Not Everyone Deserves a Medal
The score was 8-7, the 8th grade wrestling championships. Both wrestlers had worked their tails off all season. On a last second takedown, the kid who was losing scored a two! He won the championship!
They are standing on the podium. The winners are about to get their medals. The kid is super excited, you can feel it radiating of him. The head of the league hands him his medal, and he is exhilarated. He looks around, and sees that everyone has the same medal as him. He is not at the top of the podium, everyone is level with him. Even the kid who came in last is there. The large smile he had suddenly turned into a frown.
Should people be rewarded as if they won, even if they came in last? Or should they get nothing, because they won nothing? “Participation trophies” has some people believing that awards are necessary, while other people believe that “participation awards” give kids a false sense of achievement.
To give out a participation trophy is like a teacher giving every student the A+ grade on a test. The kids who did well on the test don’t feel a sense of achievement because they worked hard and got no reward for their hard work. On the other hand, the kids who did poorly don’t feel the need to work harder because they got the same grade as the kids who studied for a good grade.
An example of this is in pretty much any youth sport. At the end of most sports seasons, a team has an awards dinner. Most of the time, the kid that had the best season and the kid that had the worst season are treated exactly the same. They all tried their best, so everyone gets to win “Team MVP”.
This could lead to many possible outcomes. The kid who came in last will most likely not push himself to his fullest potential. All of his life, he was told that losing was okay and he was still treated as a winner. Yes, he may have tried his best, but trying one’s best on the SAT and scoring a 730 won’t get that person into Harvard.
For the winner, it could lead to something else. He worked his tail off to become the very best, and it was clear that he was the best. However, he sees the kid he beat easily walking around with the same medal he got for coming in first. All of the sudden, all of the work that was put in does not seem to matter, leading him not to care and become a “loser” himself.
When there are no participation trophies handed out, it gives kids a much more real-world experience. In life, a person is not given a promotion because someone else who was hired at the same time got one. One has to work to show one’s worth to gain the promotion.
This could easily be taught at an early age. When a kid comes in last, don’t hand him a big trophy. Give him nothing and only give the winner an award. Then the kids are more prepared for life as it will come at them.
In the end, not winning will be more beneficial to the child. Maybe seeing the person who came in first with a medal will motivate the kid who came in last to work harder and to improve. Maybe he will be the one who earns the medal next time, rather than being the one who is given a medal in pity. It will also help the kid who came in first remain determined. He will see himself and only himself with the gold medal. He will feel accomplished and want to feel like that more, keeping his good work ethic intact.

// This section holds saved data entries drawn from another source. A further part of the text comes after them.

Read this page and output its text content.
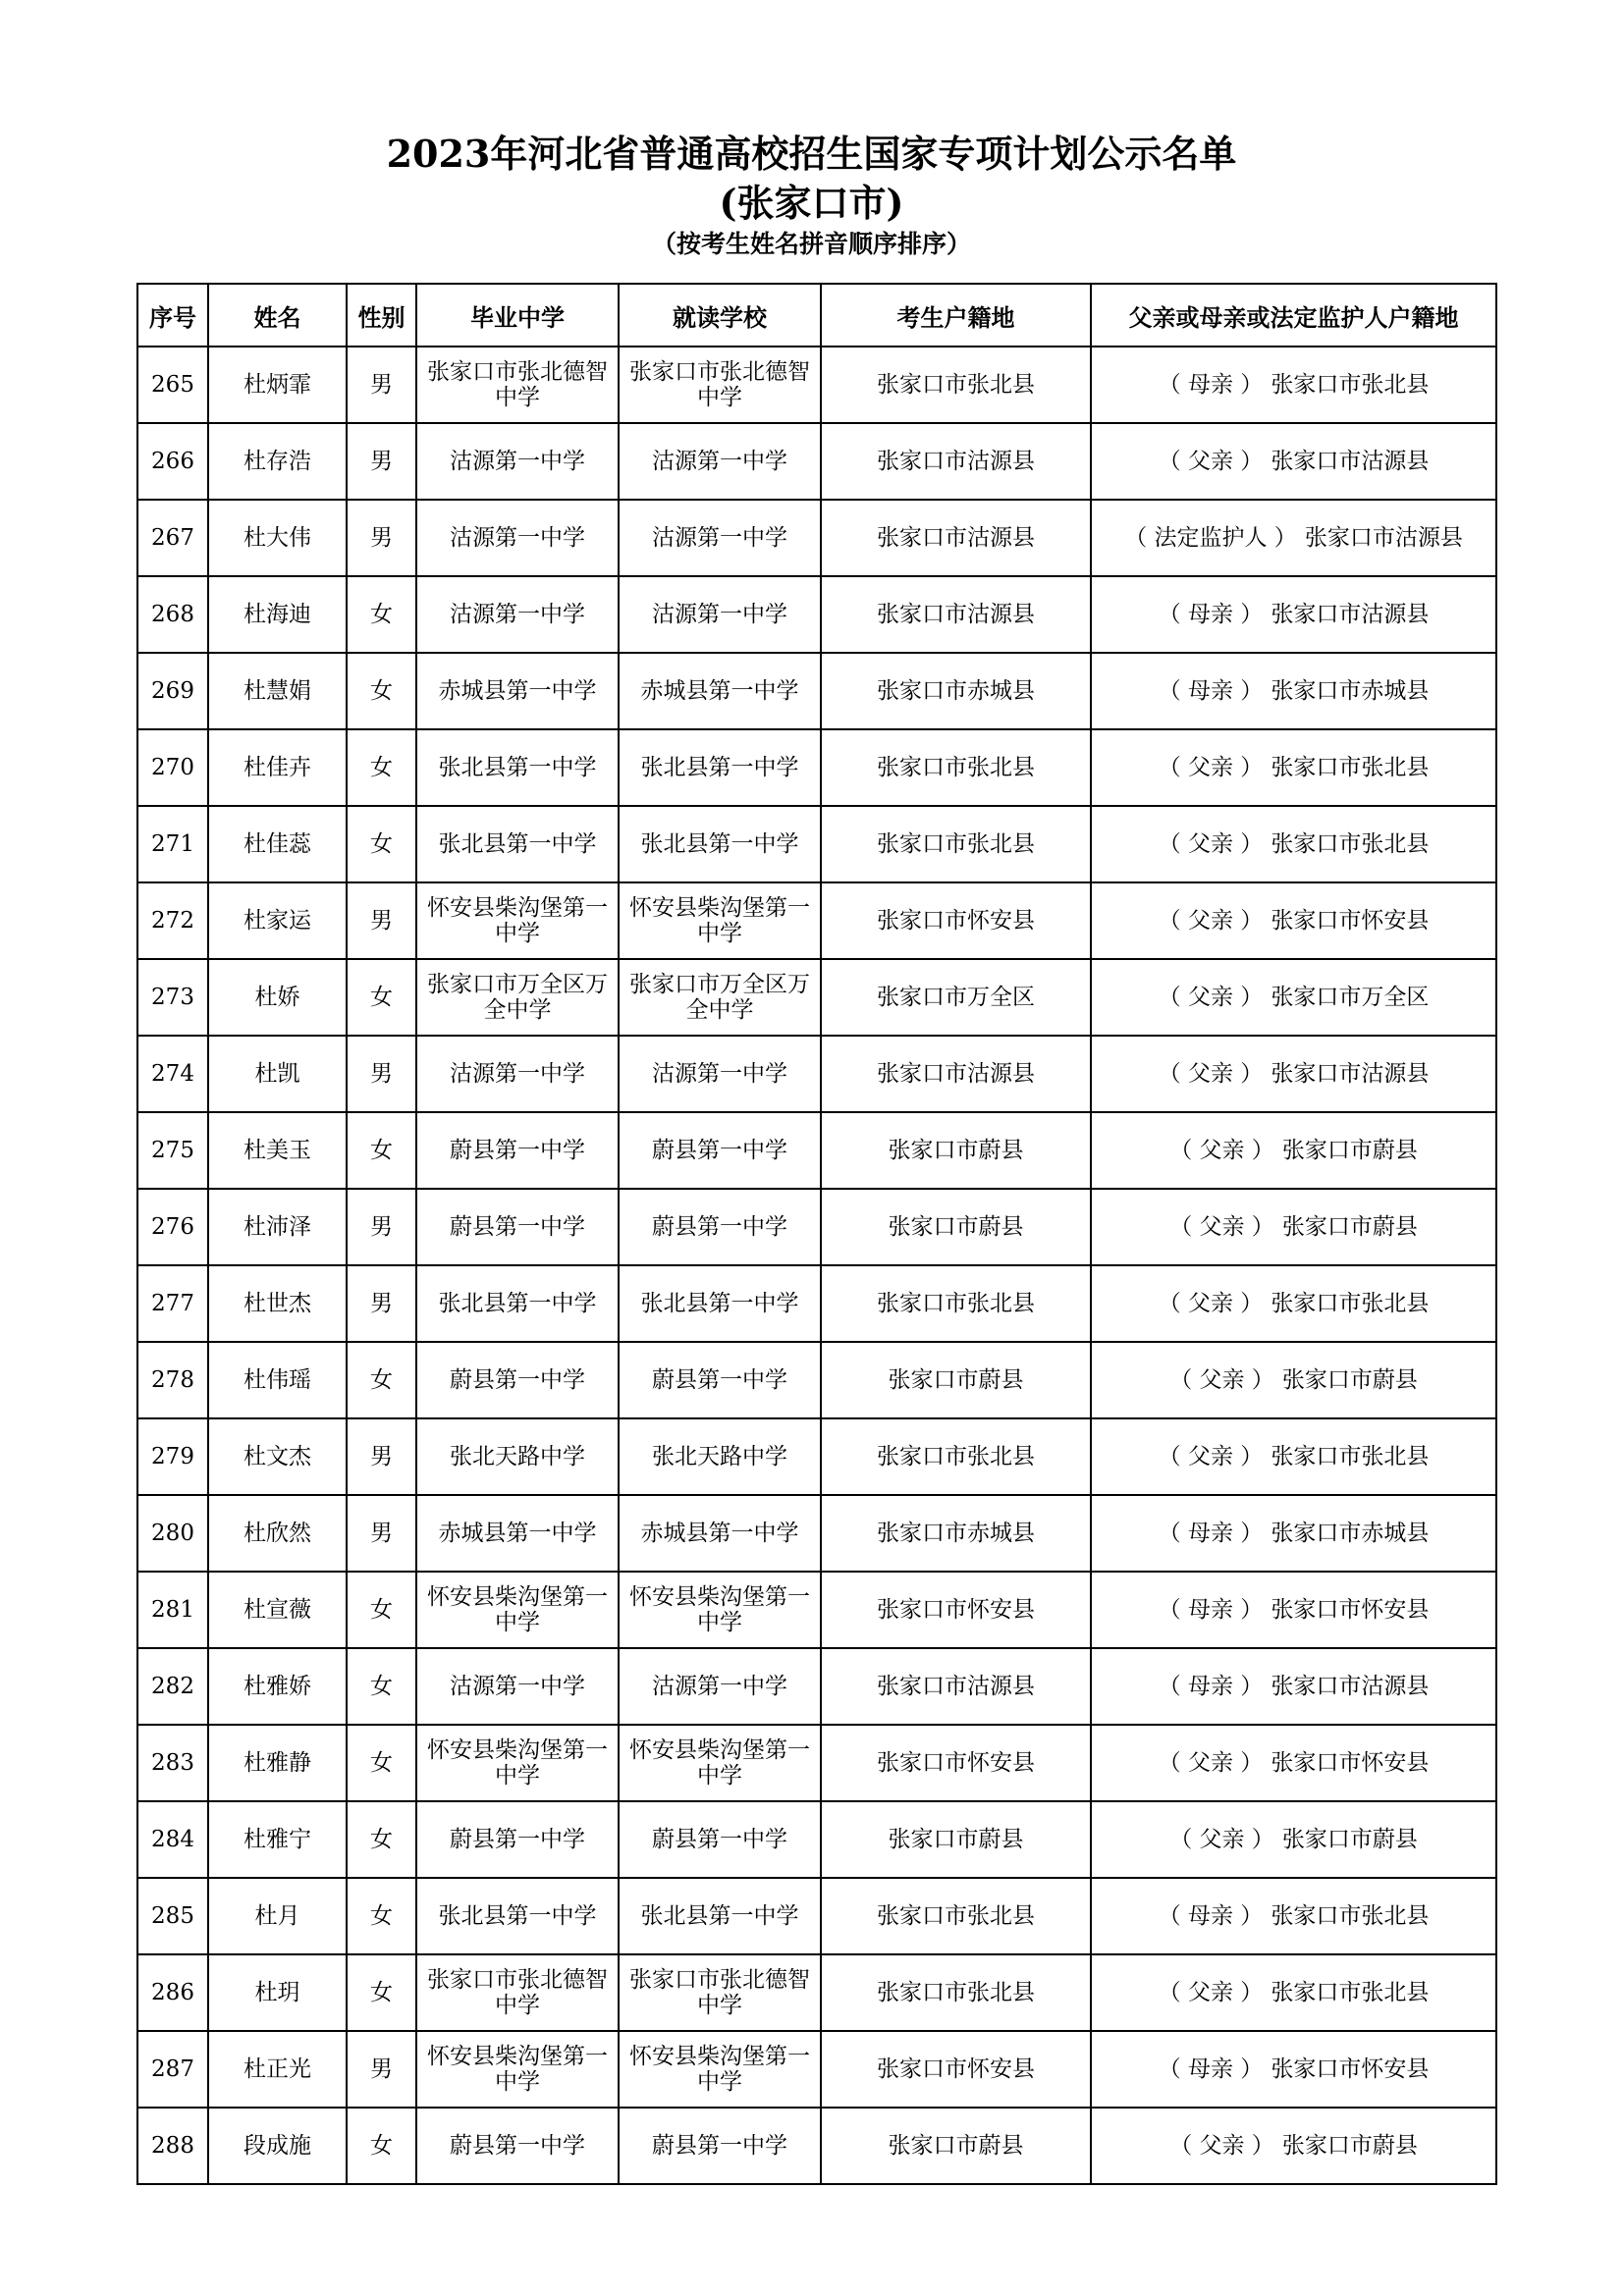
2023年河北省普通高校招生国家专项计划公示名单
(张家口市)
（按考生姓名拼音顺序排序）
序号	姓名	性别	毕业中学	就读学校	考生户籍地	父亲或母亲或法定监护人户籍地
265	杜炳霏	男	张家口市张北德智中学	张家口市张北德智中学	张家口市张北县	（ 母亲 ） 张家口市张北县
266	杜存浩	男	沽源第一中学	沽源第一中学	张家口市沽源县	（ 父亲 ） 张家口市沽源县
267	杜大伟	男	沽源第一中学	沽源第一中学	张家口市沽源县	（ 法定监护人 ） 张家口市沽源县
268	杜海迪	女	沽源第一中学	沽源第一中学	张家口市沽源县	（ 母亲 ） 张家口市沽源县
269	杜慧娟	女	赤城县第一中学	赤城县第一中学	张家口市赤城县	（ 母亲 ） 张家口市赤城县
270	杜佳卉	女	张北县第一中学	张北县第一中学	张家口市张北县	（ 父亲 ） 张家口市张北县
271	杜佳蕊	女	张北县第一中学	张北县第一中学	张家口市张北县	（ 父亲 ） 张家口市张北县
272	杜家运	男	怀安县柴沟堡第一中学	怀安县柴沟堡第一中学	张家口市怀安县	（ 父亲 ） 张家口市怀安县
273	杜娇	女	张家口市万全区万全中学	张家口市万全区万全中学	张家口市万全区	（ 父亲 ） 张家口市万全区
274	杜凯	男	沽源第一中学	沽源第一中学	张家口市沽源县	（ 父亲 ） 张家口市沽源县
275	杜美玉	女	蔚县第一中学	蔚县第一中学	张家口市蔚县	（ 父亲 ） 张家口市蔚县
276	杜沛泽	男	蔚县第一中学	蔚县第一中学	张家口市蔚县	（ 父亲 ） 张家口市蔚县
277	杜世杰	男	张北县第一中学	张北县第一中学	张家口市张北县	（ 父亲 ） 张家口市张北县
278	杜伟瑶	女	蔚县第一中学	蔚县第一中学	张家口市蔚县	（ 父亲 ） 张家口市蔚县
279	杜文杰	男	张北天路中学	张北天路中学	张家口市张北县	（ 父亲 ） 张家口市张北县
280	杜欣然	男	赤城县第一中学	赤城县第一中学	张家口市赤城县	（ 母亲 ） 张家口市赤城县
281	杜宣薇	女	怀安县柴沟堡第一中学	怀安县柴沟堡第一中学	张家口市怀安县	（ 母亲 ） 张家口市怀安县
282	杜雅娇	女	沽源第一中学	沽源第一中学	张家口市沽源县	（ 母亲 ） 张家口市沽源县
283	杜雅静	女	怀安县柴沟堡第一中学	怀安县柴沟堡第一中学	张家口市怀安县	（ 父亲 ） 张家口市怀安县
284	杜雅宁	女	蔚县第一中学	蔚县第一中学	张家口市蔚县	（ 父亲 ） 张家口市蔚县
285	杜月	女	张北县第一中学	张北县第一中学	张家口市张北县	（ 母亲 ） 张家口市张北县
286	杜玥	女	张家口市张北德智中学	张家口市张北德智中学	张家口市张北县	（ 父亲 ） 张家口市张北县
287	杜正光	男	怀安县柴沟堡第一中学	怀安县柴沟堡第一中学	张家口市怀安县	（ 母亲 ） 张家口市怀安县
288	段成施	女	蔚县第一中学	蔚县第一中学	张家口市蔚县	（ 父亲 ） 张家口市蔚县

Now, for the kids who came in second or third, they should be awarded as well. It should not be as grand as a kid who came in first, but it should still be a decent award. They worked hard and tried, they were just not as good as the kid who came in first, but still better than all of the other kids. On top of that, it will motivate them. They will look at their medals and see that they are not the equal to the medal of the kid who came in first, and that will probably motivate them to do better. Maybe they will come in first next time.
If adults keep giving out these half-hearted “good jobs” and “pity” trophies, once the kids become adults, they are in for a true slap in the face. Rather than getting a first place trophy, they are getting their contracts terminated.
For example, say someone is a police officer. He is called out for a car accident, but is told that it does not seem that bad, so he elects to wait ten minutes rather than going straight out. Once he arrives, he learns the situation is much worse than described.
The person in the car is seriously injured due to the cop’s negligence. Now the cop is being fined as well as fired. But when he was a kid, being mediocre was rewarded, so why is it not now? He was not prepared properly for life when he was a child, and as an adult he is finally facing consequences for his actions.
There should not be participation trophies. They give a false sense of achievement and teach kids that no work ethic or dedication will still get you rewarded. Kids need failure to have a sense of motivation to get better.